Это правда: он никогда не проявлял по отношению ко мне ни родительского, ни педагогического деспотизма. По крайней мере, я-то ничего подобного не чувствовал, и это придавало мне уверенность и приучало к самостоятельности. Только потом я понял, каким хорошим педагогом и отцом он был, умея направлять меня так деликатно и тонко, что я этого просто не замечал.
Так получилось и сейчас. Мы с ним болтали о разных делах, задавали друг другу вопросы, и я совершенно не ощущал того жесткого поводка, на котором меня ведут.
— У тебя впереди целое лето раздумий. Я тебя не тороплю, но подумать о будущем никогда не мешает. И ты уже, наверное, думал.
Думать-то я думал. Но, как верно заметил отец, меня раздирали разные страсти и сомнения, которые мешали мне прибиться к какому-нибудь берегу. А как сознаться в таком легкомыслии? Не мальчик же я в самом деле.
— Конечно, думал, — несколько загадочно проговорил я.
— Литература или живопись? — пожелал уточнить отец.
Да, и то и другое занимало какое-то место в моих экскурсах в будущее, и все это было до того явно, что нашло свое отражение не только в общих признаниях, но даже и в дипломе. В официальной бумаге. Стало привычным и, значит, обыденным. А все обыденное действует на мечты, как ржавчина на металл. Нет, ни литература, ни живопись не привлекали меня.

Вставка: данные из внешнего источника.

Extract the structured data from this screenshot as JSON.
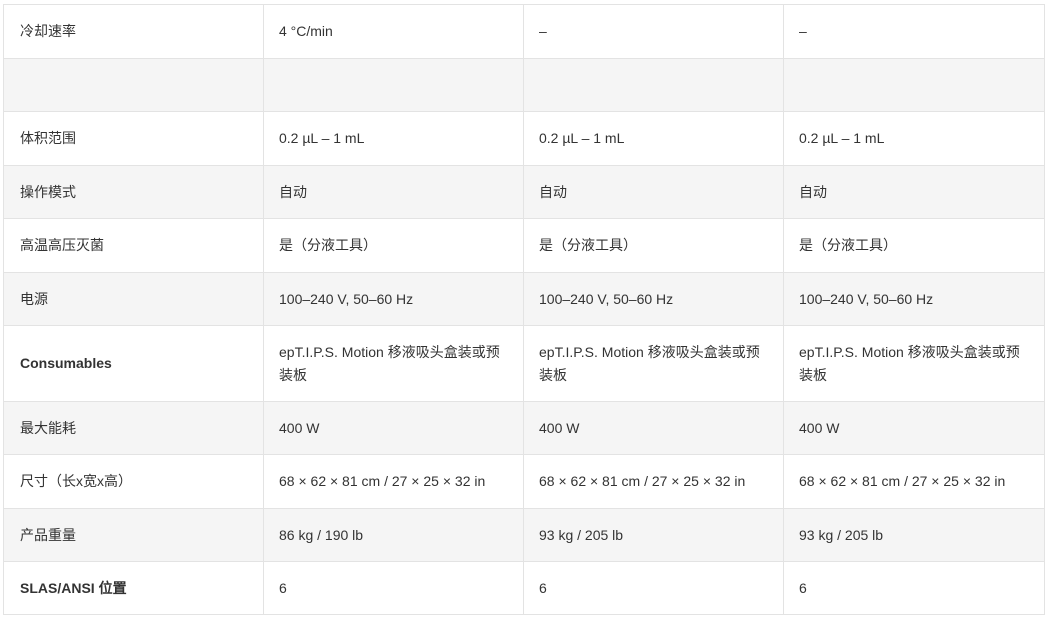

— Я мечтаю о театре, — неожиданно для самого себя выпалил я, так что даже «старый мечтатель» несколько растерялся, но вида не подал, а только впал в задумчивость.
— Хм… Это не от меня. Это ты, должно быть, всосал с молоком матери. Она была учительница по профессии, но по призванию, актриса.
— Да, я знаю.
— И одно дополняло другое. А я был всегда третьим лишним, ну это уж другая материя.
Он задумался, наверное, об этой самой материи, а я, не желая мешать ему, встал и отошел к окну. Третий лишний. Вряд ли это верно. До войны, насколько я помню, у нас была хорошая семья. Верно, мать увлекалась театром до самозабвения, в нашем доме всегда толкались актеры, профессионалы и любители. Один или два сезона, когда мы жили в Петербурге, мама даже играла на сцене так называемого Народного дома. А потом всегда, где бы она ни была, устраивала любительские спектакли. И всегда она выглядела веселой и молодой. Третий лишний? Нет, тут что-то другое.